Kapitalizm 1974-75 itibaren yeniden yapısal krize girdi. Bir önceki dönemde kaybettiği mevzileri yeniden kazanmak üzere saldırıya geçti, ‘Neoliberalizm’ denilen dayatıldı ki, aslında söz konusu olan emperyalist saldırıydı. Şimdilerde ‘sosyal devlet’, ‘refah devleti’ denilenden eser kalmadı. Artık sosyal demokrasinin esamesi bile okunmuyor… Vahşi kapitalizm geri geldi. Tüm sosyal kazanımlar tasfiye edildi, özelleştirilmemiş hiç bir şey bırakmadılar. Her şey paralı hale geldi. Gelir dağılımı eşitsizliği skandal boyutlara ulaştı, işsizlik ve yoksulluk da devasa boyutlarda. Doğal çevre tahribatı almış başını gidiyor. Büyük kentlerde yaşamak tam bir kâbusa dönüşmekte. Artık her geçen gün hayat çekilmez, dünya yaşanmaz bir yer haline geliyor. Velhasıl her şey hızla çürüyor…  Böylesi bir ortamda da siyasi partilerin ‘aldatma’, ‘oyalama’ yetenekleri aşınıyor. Rejimlerin meşruiyeti tartışmalı hale geliyor…

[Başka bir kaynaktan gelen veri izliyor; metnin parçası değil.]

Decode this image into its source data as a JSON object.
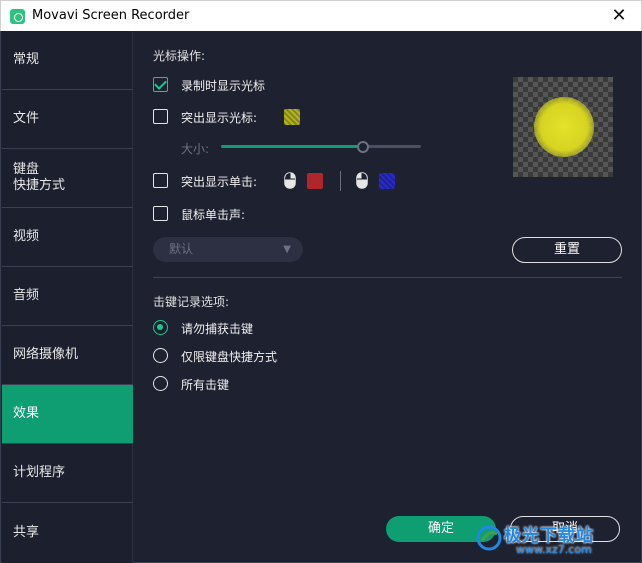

Fransa’da son seçimlere katılım oranı yüzde 43 oldu. Katılım oranı neden bu rakamda kaldı?

Bu, insanların mevcut düzen partilerinden ve profesyonel politikacılardan umudu kesmekte oldukları demeye geliyor. Mevcut politikacıların ve politika yapma tarzının artık hiç bir sorunu çözemeyeceğini anlamış olmaları demek. Başka türlü söylersek, burjuva partileri meşruiyetlerini yitirdi. Artık insanlar bu partiler arasında bir fark görmüyor (aslında zaten yoktu ama öyle bir yanılsama yaratabiliyorlardı). Zira hangisi iktidara gelirse gelsin, aynı gerici neoliberal politikaları uygulamak zorunda… ABD’de Trump kendi partisi, Cumhuriyetçi Parti dışındaymış numarası yaparak seçimleri kazandı. Az-çok aynı şey Fransa’da Macron için de geçerliydi… Her yüz kişiden 60’ı sandığa gidip, oy kullanmıyor, sahnelenen sahte oyunu protesto ediyor. Geri kalan yüzde 40’ın yarıdan bir fazlasının oyunu alan parti iktidar oluyor ve yönetiyor ve buna da demokrasi diyorlar…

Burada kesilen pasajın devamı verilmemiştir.